3. Continuously validate posture and compliance

CIS benchmarks provide a minimal set of hardening guidelines for containers. In addition, regulatory requirements are stringent and getting more so, and regulators are increasingly enforcing onerous financial penalties for failure to comply. However, meeting GDPR, PCI-DSS, NIST, ISO, etc. requirements can be complex in fast-changing container environments where containers change continually. According to our customer study, only 6% of containers now live for a week or more. Validating posture and compliance requires mapping each regulation and benchmark to specific policies and checks for the build phase of the software development life cycle and for runtime to ensure continual compliance in production.


4. Manage excessive cloud permissions

Cloud environments have many users and resources that require access and privileges to do their job. Over time, it becomes a struggle to control and manage access rights and permissions granted to cloud identities. Organizations end up with unused identities and excessive permissions that may be targeted as entry points for adversaries. Ensuring you have full visibility into cloud assets and identities to detect and remove excessive permissions is key to enforcing least-privilege access policies to grant just enough permissions to perform necessary actions. Cloud Infrastructure Entitlements Management (CIEM) tools help automatically discover all identity and access management (IAM) roles, permissions, and usage to recommend the right permission settings to safeguard your business.

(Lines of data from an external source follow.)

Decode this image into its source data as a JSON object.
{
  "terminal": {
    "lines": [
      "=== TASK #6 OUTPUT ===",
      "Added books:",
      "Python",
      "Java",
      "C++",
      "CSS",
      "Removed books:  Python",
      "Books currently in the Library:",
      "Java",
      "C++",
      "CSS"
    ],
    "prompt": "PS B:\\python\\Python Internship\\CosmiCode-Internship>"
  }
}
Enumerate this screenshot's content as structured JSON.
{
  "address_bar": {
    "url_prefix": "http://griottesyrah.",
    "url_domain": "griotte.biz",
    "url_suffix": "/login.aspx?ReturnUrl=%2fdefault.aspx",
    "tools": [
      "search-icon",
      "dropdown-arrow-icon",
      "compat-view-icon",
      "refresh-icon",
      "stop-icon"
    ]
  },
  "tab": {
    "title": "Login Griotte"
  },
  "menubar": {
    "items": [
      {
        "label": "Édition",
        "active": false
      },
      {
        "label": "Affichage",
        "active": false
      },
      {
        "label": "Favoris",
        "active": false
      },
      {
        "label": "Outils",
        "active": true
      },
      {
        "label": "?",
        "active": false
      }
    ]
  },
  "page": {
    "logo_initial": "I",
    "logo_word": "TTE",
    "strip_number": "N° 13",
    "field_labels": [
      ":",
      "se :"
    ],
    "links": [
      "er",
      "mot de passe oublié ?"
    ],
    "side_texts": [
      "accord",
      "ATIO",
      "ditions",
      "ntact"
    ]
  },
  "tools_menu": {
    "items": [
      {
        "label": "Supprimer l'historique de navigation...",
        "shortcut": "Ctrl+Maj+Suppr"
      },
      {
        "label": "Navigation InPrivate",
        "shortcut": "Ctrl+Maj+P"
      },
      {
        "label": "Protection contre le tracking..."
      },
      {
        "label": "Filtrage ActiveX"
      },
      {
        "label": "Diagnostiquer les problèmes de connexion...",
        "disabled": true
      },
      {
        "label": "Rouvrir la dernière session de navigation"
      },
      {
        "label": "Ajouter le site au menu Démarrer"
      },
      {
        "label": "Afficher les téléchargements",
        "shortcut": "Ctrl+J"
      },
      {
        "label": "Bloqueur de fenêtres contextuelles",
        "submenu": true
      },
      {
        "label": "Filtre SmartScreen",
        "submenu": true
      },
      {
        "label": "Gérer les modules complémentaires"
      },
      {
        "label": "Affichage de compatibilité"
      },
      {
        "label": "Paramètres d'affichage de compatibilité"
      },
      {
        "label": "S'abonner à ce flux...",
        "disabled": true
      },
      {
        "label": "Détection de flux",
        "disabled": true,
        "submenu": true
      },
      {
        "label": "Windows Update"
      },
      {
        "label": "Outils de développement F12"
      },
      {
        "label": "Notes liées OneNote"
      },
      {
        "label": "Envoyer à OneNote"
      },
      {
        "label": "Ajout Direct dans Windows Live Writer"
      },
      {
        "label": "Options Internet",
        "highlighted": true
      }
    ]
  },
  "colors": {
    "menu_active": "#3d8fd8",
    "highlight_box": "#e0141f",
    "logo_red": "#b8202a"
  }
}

90% of granted permissions are not used
90% of cloud permissions are unused. Source:
Sysdig 2023 Cloud-Native Security and Usage Report


5. Ensure you have a way to audit activity and investigate security events

With such a short life span, it’s imperative to establish a way to record detailed container activity that is retained after a container has stopped. In the event of anomalous behavior, you want to know what processes were spawned. What connections were made? What files were modified? What HTTP requests were processed? And then you need to be able to correlate this system activity with user activity. What users accessed the container? What did they do? With access to this type of deep container activity, you can effectively triage what happened and quickly respond. If you don’t, you are blind to what is happening.


Conclusion

As organizations increase their use of containers and Kubernetes for critical applications, efforts to exploit these technologies will escalate.

CISOs who rethink their security processes with these five aspects in mind will be better equipped to face security threats across their containers and cloud, in a cohesive manner that empowers innovation.